Un chiffre, d’abord : face à Liverpool, resté muet pour la troisième fois en trois finales cette année, Thibaut Courtois a sorti neuf parades décisives (sur un total de 2.58xGOT). Aucun gardien n’avait jusqu’ici été à ce point statistiquement héroïque sur une finale de Ligue des champions. Plus encore, l’international belge a réalisé 59 arrêts tout au long de la campagne, ce qui est, là aussi, un record. Mais comment expliquer rationnellement une telle performance ? Il y a quelques jours, invité à s’exprimer sur les capacités extraordinaires de son ancien protégé à Genk, Guy Martens nous confiait : « Ses bras sont un atout fatal. Il s’en est toujours servi comme d’un élément de projection au sol, une sorte de centre de gravité bas, partant de l’épaule jusqu’au poignet. Thibaut les utilise comme une corde, que l’on tire d’un coup sec, pour plonger très vite. Ce sont des détails, mais quand ils sont répétés sans cesse, ils finissent par devenir des automatismes. » Et par dégoûter un paquet d’attaquants. Mohamed Salah samedi soir, ceux du Real cette semaine, ce qui a fait rire jaune Carlo Ancelotti mardi après-midi lors d’une séance à Valdebebas : « Je lui ai dit : « Thibaut, tu dois donner plus de confiance à nos attaquants, car tu sauves toujours tous leurs tirs… » »

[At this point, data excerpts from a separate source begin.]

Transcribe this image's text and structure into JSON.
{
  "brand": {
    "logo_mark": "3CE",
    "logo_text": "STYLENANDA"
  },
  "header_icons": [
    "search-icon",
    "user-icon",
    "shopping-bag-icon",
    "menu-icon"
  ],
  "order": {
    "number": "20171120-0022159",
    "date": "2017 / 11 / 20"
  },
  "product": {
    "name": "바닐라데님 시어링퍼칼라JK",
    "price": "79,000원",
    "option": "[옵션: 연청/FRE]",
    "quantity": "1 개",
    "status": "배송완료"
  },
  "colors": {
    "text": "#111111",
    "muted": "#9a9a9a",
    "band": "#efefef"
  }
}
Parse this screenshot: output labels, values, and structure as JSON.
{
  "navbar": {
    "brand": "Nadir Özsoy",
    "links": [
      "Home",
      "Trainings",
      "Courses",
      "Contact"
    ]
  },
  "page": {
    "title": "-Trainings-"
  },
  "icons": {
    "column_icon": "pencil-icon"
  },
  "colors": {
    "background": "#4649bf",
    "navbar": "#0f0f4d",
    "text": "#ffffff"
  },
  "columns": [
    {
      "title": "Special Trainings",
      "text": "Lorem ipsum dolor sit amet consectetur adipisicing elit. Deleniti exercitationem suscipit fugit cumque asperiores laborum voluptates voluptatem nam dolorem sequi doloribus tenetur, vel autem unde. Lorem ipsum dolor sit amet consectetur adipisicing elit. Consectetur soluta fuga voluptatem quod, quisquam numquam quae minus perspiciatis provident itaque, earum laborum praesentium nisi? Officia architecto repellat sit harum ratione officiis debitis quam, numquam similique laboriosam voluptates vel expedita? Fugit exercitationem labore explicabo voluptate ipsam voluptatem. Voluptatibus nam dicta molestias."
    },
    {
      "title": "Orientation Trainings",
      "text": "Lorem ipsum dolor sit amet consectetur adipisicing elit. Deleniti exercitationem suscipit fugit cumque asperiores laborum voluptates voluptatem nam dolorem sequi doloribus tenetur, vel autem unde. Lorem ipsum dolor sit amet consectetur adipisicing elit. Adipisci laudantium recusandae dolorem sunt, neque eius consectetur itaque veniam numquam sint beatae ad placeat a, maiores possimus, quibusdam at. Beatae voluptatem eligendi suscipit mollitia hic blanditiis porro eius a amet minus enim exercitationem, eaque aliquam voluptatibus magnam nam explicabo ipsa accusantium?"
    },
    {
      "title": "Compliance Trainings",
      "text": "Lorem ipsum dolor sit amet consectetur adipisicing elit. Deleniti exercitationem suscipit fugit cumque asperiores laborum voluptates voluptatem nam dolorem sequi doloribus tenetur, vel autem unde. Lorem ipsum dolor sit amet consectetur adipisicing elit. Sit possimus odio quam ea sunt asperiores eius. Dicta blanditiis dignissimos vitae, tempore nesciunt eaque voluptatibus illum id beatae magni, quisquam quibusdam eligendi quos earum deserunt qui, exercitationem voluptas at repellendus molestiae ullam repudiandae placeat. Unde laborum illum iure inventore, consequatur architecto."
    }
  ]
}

Ainsi, à l’heure des bilans, Courtois restera comme l’un des héros de l’épopée suffocante d’un Real immortel, qui aura su, d’août à mai, répondre à tous les scénarios possibles. Cette finale, où il aura été aussi royal dans les airs que supersonique au sol, au point de voir ses défenseurs lui sauter au cou après un arrêt monumental devant Salah en fin de match, est alors l’occasion de replacer le géant de Bée sur les hauteurs d’un débat dont il a trop souvent été absent au cours de la dernière décennie : celui de meilleur représentant de son poste. « Depuis deux ans et demi, trois ans, je suis à un très haut niveau, a-t-il répondu samedi matin, dans les colonnes de L’Équipe. Cette saison, la différence, c’est les titres, donc ça me donne plus de visibilité par rapport à la saison passée où je n’avais rien gagné. Quand tu ne gagnes rien, tu restes plus dans l’anonymat, et cette saison, il y a beaucoup de matchs où on était à 1-0 ou 0-0, et je faisais un arrêt décisif qui nous permettait de gagner, donc ça marque plus les gens. Je pense être encore plus décisif et avoir progressé. »
Un géant d’un autre bois
Sur ce point, un élément aura marqué les esprits tout au long de la saison : l’évolution du jeu au pied de la pieuvre de 30 ans, notamment accompagnée depuis le début de l’année 2021 par le spécialiste Thierry Barnerat, qui collabore, entre autres, avec des professeurs en neurosciences. Barnerat a, par exemple, aidé Courtois à progresser sur sa première touche de balle et l’a davantage forcé à utiliser son pied droit, ce qui lui a offert un atout inestimable : la possibilité de jouer avec la même confiance de ses deux pieds. Explications du spécialiste dans les pages du Temps : « Aujourd’hui, ça lui donne une tout autre orientation et envoie un signal à l’attaquant : inutile de venir, tu ne me mettras pas sous pression. » Si cette nouvelle arme n’a pas été aussi décisive lors de cette finale que lors de la demi-finale retour face à Manchester City, le gardien belge a cependant été un repère précieux pour la bande d’Ancelotti et un mur en cage brillant. Sa performance est à envoyer au musée de la Ligue des champions et à projeter en boucle aux jeunes gardiens en devenir. Avant de partir, tête haute, il a alors pu souffler devant les micros : « Aujourd’hui, j’avais besoin de gagner une finale pour ma carrière, pour tous les efforts, pour que mon nom soit respecté, car je ne pense pas être assez respecté, surtout en Angleterre. » Puis, en conférence de presse, Thibaut Courtois, 22 clean sheets en 50 matchs disputés toutes compétitions confondus cette saison, a vu Carlo Ancelotti lui taper dans les mains, l’historique technicien italien accompagnant le geste d’un « Thibaut, tu as gagné le match ! » Demain, il pourra alors descendre au sous-sol de sa maison espagnole, où il range soigneusement ses trophées, et y placer les dernières pièces de son butin. Le débat est clos : ce type est bien d’un autre bois.